5. Men in Black (1997)
Everyone’s conspiracy theories come true in Barry Sonnenfeld’s comedic sci-fi yarn. Tommy Lee Jones is the perfect straight man to Smith’s sarcastic, one-liner-spitting secret agent. Amid all the special effects, Smith’s personality dominates. And, as with Independence Day, the actor demonstrates his no-nonsense attitude when it comes to policing the manners of interstellar visitors.
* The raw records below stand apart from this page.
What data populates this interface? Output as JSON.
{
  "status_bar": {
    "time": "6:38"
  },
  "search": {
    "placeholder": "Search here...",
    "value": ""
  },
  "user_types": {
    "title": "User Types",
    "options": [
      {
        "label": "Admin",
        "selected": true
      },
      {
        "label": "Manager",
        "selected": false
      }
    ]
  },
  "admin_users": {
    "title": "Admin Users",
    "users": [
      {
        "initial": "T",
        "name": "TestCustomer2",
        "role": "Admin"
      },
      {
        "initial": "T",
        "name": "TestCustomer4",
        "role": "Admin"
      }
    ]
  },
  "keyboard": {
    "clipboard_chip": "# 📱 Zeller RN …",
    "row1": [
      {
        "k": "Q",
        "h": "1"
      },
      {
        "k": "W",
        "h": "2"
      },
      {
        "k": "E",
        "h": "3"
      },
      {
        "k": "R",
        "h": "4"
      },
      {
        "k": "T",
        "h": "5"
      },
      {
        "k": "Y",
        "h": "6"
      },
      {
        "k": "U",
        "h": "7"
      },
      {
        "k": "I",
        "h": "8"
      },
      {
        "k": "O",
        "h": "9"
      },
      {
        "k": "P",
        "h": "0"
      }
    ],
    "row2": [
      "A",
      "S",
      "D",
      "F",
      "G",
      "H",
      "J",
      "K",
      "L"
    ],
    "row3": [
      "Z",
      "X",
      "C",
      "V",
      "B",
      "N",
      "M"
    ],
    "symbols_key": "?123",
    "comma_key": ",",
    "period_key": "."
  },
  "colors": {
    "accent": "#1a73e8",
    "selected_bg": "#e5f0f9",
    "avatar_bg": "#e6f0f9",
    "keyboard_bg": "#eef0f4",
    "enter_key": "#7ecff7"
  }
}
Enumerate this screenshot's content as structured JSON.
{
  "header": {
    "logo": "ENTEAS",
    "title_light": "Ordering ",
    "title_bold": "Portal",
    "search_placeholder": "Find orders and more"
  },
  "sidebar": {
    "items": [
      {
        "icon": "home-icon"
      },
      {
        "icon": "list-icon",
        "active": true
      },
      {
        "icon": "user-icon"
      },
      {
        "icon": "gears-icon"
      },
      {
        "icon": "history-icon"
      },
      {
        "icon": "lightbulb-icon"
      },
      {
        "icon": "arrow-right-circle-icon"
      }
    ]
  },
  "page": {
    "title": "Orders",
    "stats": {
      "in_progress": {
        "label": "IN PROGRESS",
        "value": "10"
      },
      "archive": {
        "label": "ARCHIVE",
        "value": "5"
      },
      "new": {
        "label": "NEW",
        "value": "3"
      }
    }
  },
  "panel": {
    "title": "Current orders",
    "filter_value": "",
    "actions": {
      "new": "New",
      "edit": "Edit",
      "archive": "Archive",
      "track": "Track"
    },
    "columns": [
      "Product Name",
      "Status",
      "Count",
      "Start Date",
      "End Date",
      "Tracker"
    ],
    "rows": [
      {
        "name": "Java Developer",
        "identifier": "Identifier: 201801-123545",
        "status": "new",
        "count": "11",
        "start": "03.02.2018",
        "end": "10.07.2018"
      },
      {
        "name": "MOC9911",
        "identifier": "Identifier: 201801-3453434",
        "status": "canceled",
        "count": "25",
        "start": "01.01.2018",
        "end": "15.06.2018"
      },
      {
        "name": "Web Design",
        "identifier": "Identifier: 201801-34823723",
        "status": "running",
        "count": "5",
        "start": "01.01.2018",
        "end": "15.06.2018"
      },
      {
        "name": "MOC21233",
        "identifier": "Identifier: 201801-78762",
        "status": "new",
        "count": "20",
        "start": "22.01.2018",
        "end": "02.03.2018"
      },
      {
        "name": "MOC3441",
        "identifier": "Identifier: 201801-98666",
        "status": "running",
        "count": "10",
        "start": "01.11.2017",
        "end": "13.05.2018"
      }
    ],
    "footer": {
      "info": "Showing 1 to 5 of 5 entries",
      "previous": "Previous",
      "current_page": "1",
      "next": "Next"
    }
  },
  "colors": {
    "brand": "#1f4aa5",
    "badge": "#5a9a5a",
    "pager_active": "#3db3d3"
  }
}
Plus he looks good in shades and a dark suit.
1. Hitch (2005): Smith may stay away from romantic comedies, but, rest assured, he has game and proves it as he coaches a hapless bachelor (Kevin James) in the art of love.
2. I Am Legend (2007): Smith kicks Charlton Heston’s Omega Man role up a notch, killing any zombie he can find in this postapocalyptic action remake.
3. The Legend of Bagger Vance (2000): In a departure, Smith doesn’t “get jiggy with it,” but he’s still in fine form as a sagelike caddie who offers some wise words to a has-been golfer.
4. Hancock (2008): Smith plays the unfamiliar role of a celeb in need of an image makeover. In this case, a homeless superhero with no idea how to avoid lawsuits. The result is an uncommonly witty take on the superhero genre.
5. I, Robot (2004): Smith scores again in the sci-fi realm as a Luddite doing to robots what he usually does to aliens and zombies. There are many cool scenes with him physically demonstrating his hatred of technology.